W komorze męczyłem dalej pana Anatola. Znaczy raczej to pan Anatol mnie męczył. [Pod koniec życia został członkiem partii komunistycznej]

3. Wieczoru nie pamiętam. Bez sensu ten wpis. I to jest zła informacja. Bo jest druga, a ja na nogach muszę być znowu koło szóstej. Bez sensu.  

czwartek, 23 lipca 2015

21 lipca 2015


1. Piszę o poniedziałku, a jest środa, więc nic właściwie z poniedziałku nie pamiętam. I to jest zła informacja.

2. Od rana kontynuowany był temat toskański. Później, w związku z tym że wystąpiłem w kilku tekstach w mejnstrimowej prasie, a zwłaszcza w roli ogrodowego krasnala u redaktora Mazurka, dużo ludzi postanowiło chcieć mnie poznać. Więc przedpołudnie mi zeszło na oddzwanianiu na telefony, których nie mogłem odebrać bo oddzwaniałem, na telefony, których nie mogłem odebrać.
Pojechałem do komory, po drodze odbierałem, w komorze – nie. Więc kiedy wyszedłem z komory znowu musiałem oddzwaniać. W komorze za to przeczytałem cały „Plus Minus”. Znaczy – nie cały, bo minąłem tekst o piłce nożnej. I to jest zła informacja, bo ponoć był ciekawy.

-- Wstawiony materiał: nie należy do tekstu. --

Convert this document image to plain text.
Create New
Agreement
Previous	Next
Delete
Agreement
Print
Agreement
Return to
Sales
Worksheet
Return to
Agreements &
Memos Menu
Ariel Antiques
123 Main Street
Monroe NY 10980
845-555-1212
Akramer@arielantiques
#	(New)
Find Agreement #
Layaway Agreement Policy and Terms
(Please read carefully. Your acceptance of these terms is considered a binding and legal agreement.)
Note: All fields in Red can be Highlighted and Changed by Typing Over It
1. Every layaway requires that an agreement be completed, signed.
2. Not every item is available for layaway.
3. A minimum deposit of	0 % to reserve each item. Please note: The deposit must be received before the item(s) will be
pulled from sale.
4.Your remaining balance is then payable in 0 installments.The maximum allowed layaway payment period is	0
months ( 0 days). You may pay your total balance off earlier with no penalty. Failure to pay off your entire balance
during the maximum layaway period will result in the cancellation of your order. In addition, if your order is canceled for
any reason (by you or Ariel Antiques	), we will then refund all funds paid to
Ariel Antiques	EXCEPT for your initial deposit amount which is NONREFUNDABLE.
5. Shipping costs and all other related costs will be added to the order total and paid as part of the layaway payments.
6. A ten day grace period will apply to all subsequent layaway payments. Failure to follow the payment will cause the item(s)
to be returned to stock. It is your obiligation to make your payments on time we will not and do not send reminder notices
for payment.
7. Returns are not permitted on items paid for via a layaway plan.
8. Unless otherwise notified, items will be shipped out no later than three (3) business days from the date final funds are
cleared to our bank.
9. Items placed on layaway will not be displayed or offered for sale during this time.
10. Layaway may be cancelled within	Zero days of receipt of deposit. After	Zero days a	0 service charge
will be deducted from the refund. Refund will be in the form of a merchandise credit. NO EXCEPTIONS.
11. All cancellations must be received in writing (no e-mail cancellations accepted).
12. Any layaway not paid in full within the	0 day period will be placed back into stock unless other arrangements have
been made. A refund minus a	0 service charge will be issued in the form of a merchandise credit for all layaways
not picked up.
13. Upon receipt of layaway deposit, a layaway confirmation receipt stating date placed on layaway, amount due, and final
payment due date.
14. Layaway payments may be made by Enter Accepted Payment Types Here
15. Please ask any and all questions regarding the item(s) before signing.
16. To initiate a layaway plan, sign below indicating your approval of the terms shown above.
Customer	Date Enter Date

3. Z komory (oddzwaniając) pojechałem po Bożenę, która zawiozła mnie na Kępę. Saską Kępę, gdzie umówiłem się z kolegą Piotrem, który przywiózł mi naszą jeszcze jedną beemkę. E32, 750. Beemkę, której nie widziałem ze dwa lata. Wciąż piękną, choć nadgryzioną zębem czasu. No i się niestety okazało, że coś się z nią stało niedobrego i nie jest w stanie przekroczyć 2500 obrotów, więc auto mimo dwunastu cylindrów i pięciu litrów pojemności – prawie nie jedzie. Złą informacją jest, że nie będę miał czasu podjechać do kogoś mądrego, kto popatrzy i powie, że jedna pompa paliwa stanęła, albo filtr się zamulił, albo coś w przepustnicach nie styka, albo Bóg jeden wie co.

Wieczorem obejrzeliśmy zaległego i nowego „Detektywa”. Strzelanina była mocna.

środa, 22 lipca 2015

20 lipca 2015


1. Z tego upału ciężko się spało, więc wstałem przy pierwszym pretekście. Znowu się zasiedziałem w wannie, więc wylatując z domu zapomniałem zabrać „Plusa Minusa” z mazurkowym Bujakiem i panią Jakubiak. Na miejscu, obok sterty kolorowych tygodników Bauera leżały książki. Pismo Święte w kilku wersjach, jakiś thriller Mastertona, ze dwa Harlequiny i wydana w pięćdziesiątym którymś roku „Zbrodnia Sylwestra Bonnard” Anatola France'a.
Nie zabrałem do komory Mastertona. I to jest zła informacja. W komorze ciśnienie psuje wzrok. Czytanie książki wydrukowanej chyba siódemką jest trudne samie w sobie. Przy ciśnieniu 1,5 bara jest złe bardzo. Pierwsza część, żeby nie forma – potwornie pretensjonalna. Pniaczek. Jak w „Twin Peaks”.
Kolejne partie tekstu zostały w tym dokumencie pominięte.